Setting the scene for either requires an authenticity, one that comes naturally with street shooting, because the shooter has only recognised, not “set” the scene.

The cinematographer sets natural spaces based on a falsehood, that then have to look natural.

Light, movement and placement. This could easily be a scene in a movie, but as a street shot it has added authenticity.

Cinematography and street photography are therefore often identical except for the pre-amble.

The Cinematographer recognises the potential of a found location, then manufactures an environment.

The street photographer recognises the potential of the found space and times their capture.

Same result, different amount of exerted control.

One of my favourites with a fleeting glance of the three element rule. Cinematically, this one would transition well to any of the three subjects, but this specific moment would likely be lost.

For me, the golden rule of street photography is the “three element” rule. I like to include, when I can, three active elements in a frame. This is not always possible or even relevant, but if I can, I do.

A simple composition, lacking the three element rule.

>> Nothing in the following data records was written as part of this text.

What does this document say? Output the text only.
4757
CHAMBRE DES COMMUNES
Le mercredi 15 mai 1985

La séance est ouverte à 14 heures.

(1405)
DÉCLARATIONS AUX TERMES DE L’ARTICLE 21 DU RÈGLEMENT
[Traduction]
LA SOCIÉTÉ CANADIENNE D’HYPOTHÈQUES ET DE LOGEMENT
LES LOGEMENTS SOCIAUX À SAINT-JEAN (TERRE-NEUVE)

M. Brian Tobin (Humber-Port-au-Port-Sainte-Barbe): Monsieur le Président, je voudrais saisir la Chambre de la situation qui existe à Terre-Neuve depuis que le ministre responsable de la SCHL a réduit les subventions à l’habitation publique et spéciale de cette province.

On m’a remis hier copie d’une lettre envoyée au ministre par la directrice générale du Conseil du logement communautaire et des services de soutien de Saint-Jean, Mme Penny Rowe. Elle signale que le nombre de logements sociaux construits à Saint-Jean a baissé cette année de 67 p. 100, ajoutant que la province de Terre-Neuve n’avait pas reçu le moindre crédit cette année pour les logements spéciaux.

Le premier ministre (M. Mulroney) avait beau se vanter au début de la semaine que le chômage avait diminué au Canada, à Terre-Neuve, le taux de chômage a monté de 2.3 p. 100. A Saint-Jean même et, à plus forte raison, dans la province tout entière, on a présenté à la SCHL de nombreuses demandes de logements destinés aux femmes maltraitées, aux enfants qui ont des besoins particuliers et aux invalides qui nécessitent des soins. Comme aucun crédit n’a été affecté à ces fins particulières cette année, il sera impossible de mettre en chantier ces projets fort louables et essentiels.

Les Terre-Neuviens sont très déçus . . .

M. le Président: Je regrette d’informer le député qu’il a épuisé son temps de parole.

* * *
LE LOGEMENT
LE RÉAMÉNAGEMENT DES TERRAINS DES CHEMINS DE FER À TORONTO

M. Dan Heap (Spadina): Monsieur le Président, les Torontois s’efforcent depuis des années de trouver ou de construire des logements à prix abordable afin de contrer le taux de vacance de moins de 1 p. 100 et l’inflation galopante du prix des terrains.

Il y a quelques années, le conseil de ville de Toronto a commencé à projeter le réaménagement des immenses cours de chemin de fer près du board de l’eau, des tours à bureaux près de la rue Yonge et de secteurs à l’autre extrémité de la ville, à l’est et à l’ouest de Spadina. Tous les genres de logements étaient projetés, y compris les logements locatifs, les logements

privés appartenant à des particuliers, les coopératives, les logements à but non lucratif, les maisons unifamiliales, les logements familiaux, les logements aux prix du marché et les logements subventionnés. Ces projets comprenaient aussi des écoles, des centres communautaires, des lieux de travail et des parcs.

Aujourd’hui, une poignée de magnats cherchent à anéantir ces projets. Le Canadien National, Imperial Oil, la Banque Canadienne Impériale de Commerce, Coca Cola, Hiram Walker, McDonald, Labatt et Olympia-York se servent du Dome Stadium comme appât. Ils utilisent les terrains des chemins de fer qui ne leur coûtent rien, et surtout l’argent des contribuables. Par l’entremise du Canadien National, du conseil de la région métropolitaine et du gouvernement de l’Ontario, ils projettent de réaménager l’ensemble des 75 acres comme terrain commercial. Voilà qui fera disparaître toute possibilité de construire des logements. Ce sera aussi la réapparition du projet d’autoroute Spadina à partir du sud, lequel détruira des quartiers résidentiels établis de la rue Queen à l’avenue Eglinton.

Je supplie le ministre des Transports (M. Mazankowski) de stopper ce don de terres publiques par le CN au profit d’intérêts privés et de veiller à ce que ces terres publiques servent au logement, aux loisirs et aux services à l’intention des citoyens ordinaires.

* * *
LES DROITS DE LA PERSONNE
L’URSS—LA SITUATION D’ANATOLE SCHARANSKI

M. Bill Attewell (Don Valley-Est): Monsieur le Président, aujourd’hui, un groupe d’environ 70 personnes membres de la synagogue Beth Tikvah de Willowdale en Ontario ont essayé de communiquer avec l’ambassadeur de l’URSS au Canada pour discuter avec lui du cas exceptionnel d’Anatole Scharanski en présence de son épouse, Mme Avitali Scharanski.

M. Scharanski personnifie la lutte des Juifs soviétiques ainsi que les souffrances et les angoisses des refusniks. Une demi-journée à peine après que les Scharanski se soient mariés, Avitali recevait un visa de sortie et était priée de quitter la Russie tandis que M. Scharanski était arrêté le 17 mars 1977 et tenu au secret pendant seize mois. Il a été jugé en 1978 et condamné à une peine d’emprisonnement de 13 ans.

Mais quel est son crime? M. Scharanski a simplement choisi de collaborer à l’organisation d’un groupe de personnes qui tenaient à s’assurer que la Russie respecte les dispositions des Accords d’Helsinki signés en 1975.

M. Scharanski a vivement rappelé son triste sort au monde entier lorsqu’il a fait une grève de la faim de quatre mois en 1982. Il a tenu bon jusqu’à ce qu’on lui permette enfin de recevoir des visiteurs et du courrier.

Probably better a little squarer, but I cannot find the original file, this is better blocked for street with three elements and could be used cinematically to transfer our attention from one, to another, to another subject, following the inward and outward movement of specific players.

I guess the lot of the street photographer is as challenging as the cinematographer, just different.

The beauty of the two learned in tandem is the lessons from one do indeed help the other.

The street photographer side of me is always looking for that “cinematic” frame and I guess I always have been without knowing it (drawing on my memory bank of old photos and I now realise old movies).

My newly dicoverred cinematographer side is now looking to create effectively a moving street image.